Recently, I had an aha moment during my conversation with a newly connected friend who is also passionate about mental health. An aha moment about how depressing authenticity can cause depression and a setback in personal development. Growing in Asian culture, most of our families are conservative. We have many hidden rules and stigmas. Most of the time, we hear, “you shouldn’t do this…”; “you shouldn’t do that…”, “No one does this or that…” at home, at work or even among friends. We depressed our real personalities and characteristics to blend ourselves into the cultured society or to save other people’s faces. We lost ourselves in the process and lost our meaningful identities. I sighed at what happened to her and me. The enormous sigh is to the automatic system and close-minded culture. There is no appreciation for authenticity. We grow up with others’ expectations and react to societal norms but not our understanding and willingness. So, what exactly is authenticity?
What is Authenticity?
Authenticity is defined as “the degree to which one is true to one’s own personality, spirit, or character, despite external pressures” (Schrage, 2015). The main key point of the definition is “true to one’s own”. It is about being true to ourselves but not a forefront sincerity to other people. We could perform as a high emotional intellect in front of others by showing our sincerity in treating others. Yet, during the process, we might be hiding our true personalities and beliefs in our actions. To have a clearer illustration, let’s take the closest example around us: our relationship with our parents.

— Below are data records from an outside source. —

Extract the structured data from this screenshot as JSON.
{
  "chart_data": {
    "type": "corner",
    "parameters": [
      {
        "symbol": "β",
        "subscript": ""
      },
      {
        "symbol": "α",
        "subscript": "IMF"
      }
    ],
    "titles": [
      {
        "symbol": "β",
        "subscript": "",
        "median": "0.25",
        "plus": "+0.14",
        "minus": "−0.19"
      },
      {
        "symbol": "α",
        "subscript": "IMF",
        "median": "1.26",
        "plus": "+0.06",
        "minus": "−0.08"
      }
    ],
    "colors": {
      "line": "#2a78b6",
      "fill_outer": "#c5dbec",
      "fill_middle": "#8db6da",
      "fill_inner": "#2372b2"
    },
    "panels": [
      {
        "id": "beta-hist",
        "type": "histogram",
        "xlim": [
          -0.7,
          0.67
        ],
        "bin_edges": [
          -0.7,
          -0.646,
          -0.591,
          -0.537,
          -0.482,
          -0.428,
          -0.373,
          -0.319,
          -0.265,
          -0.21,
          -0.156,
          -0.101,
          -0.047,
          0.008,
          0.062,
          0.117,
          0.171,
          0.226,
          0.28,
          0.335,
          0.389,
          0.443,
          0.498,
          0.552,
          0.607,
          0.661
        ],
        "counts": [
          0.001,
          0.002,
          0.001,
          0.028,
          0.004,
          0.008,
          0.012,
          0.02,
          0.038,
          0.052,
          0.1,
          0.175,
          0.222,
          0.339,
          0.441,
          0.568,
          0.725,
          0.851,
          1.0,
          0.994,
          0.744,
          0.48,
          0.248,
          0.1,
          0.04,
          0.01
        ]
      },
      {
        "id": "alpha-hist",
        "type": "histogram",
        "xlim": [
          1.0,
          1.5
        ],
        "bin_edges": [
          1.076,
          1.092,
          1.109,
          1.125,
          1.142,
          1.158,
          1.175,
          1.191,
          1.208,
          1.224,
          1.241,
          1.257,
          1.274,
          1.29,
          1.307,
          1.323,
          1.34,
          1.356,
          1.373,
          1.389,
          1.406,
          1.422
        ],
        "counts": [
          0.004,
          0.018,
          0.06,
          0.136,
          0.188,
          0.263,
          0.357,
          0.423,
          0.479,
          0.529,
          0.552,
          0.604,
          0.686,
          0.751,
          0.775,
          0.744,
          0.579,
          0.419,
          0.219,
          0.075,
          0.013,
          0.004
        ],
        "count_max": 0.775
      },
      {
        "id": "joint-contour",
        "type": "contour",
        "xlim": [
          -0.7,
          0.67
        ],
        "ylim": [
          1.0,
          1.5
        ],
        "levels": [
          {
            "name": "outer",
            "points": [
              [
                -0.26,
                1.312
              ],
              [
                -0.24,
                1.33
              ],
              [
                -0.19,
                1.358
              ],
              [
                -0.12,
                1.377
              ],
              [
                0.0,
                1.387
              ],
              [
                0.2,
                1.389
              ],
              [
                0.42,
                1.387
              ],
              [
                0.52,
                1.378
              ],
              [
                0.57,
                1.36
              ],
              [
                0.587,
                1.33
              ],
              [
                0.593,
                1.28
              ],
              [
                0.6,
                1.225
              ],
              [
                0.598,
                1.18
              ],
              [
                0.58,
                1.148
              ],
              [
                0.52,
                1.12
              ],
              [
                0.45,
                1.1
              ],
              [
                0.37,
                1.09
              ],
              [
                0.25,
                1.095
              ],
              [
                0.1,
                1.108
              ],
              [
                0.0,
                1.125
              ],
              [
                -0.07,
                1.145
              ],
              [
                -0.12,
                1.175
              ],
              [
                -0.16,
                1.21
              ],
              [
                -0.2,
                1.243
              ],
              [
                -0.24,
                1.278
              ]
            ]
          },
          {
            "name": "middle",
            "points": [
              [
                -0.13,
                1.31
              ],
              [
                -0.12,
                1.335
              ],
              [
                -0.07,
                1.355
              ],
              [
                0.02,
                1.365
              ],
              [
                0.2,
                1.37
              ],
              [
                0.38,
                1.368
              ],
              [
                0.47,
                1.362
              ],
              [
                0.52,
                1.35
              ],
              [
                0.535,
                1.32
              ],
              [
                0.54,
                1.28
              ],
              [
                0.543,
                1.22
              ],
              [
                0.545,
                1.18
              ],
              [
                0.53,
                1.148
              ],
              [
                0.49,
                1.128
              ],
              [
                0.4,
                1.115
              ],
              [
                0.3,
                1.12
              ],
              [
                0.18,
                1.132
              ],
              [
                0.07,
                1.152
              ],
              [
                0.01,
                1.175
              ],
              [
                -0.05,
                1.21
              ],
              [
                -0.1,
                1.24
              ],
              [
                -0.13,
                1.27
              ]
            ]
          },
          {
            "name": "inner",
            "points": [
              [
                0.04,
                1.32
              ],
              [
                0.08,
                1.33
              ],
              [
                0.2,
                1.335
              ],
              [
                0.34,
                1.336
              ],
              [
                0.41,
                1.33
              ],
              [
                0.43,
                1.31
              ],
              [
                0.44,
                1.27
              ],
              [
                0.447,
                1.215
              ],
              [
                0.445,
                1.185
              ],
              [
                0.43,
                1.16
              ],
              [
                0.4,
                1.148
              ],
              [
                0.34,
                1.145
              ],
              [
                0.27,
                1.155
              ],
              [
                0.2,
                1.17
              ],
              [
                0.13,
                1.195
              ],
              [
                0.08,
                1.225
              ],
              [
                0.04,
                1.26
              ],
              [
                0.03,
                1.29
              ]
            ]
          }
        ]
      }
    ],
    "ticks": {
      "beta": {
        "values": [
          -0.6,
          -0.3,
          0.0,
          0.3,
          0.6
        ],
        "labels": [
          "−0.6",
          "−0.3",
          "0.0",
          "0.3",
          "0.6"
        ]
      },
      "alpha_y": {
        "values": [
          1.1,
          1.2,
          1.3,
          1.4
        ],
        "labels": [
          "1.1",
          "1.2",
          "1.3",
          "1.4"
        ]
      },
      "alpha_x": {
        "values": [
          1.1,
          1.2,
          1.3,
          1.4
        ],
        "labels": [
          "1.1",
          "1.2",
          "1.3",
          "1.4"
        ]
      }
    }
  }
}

What do you do when your parents ask you not to do this or that? Do you listen to them obediently, or you are the ones that against their will and follow what you want to do? In my case, I obliged to their will many times even though I disagreed with their point of view and beliefs. I compromised and sacrificed for peace. I did not realise that compressing my characteristics and personalities for “peace” negatively impacted my emotions and mind. I surrendered to my depression and began to learn to be authentic to myself, even when conflicts happen.
The Importance of Authenticity
Learn to be authentic is not easy. There are many external pressures to overcome. In my opinion, culture is the biggest challenge, whether it is family culture, work culture, or societal culture. Everyone around us might not favour us by being authentic. Only small groups of people embrace the value of authenticity. However, being authentic will bring us many positive values. A person who practices authenticity portraits many characteristics that could assist them in mental wellbeing and managing our life. Some of the traits are that the person has a growth mindset that is open to learning from mistakes; they are thoughtful people. Also, they have realistic perceptions of reality, helping them in rational thinking.
It takes time to learn to be authentic as it requires us to learn and know who we are, which is the hardest thing on earth. Meanwhile, the outcomes are always fruitful where we can accept who we are and express our emotions and feelings freely. Only by then, we have the capacity for other things that we care about. Significantly, be authentic is the pathway to true happiness. It is the advice I received the most – be true to yourself!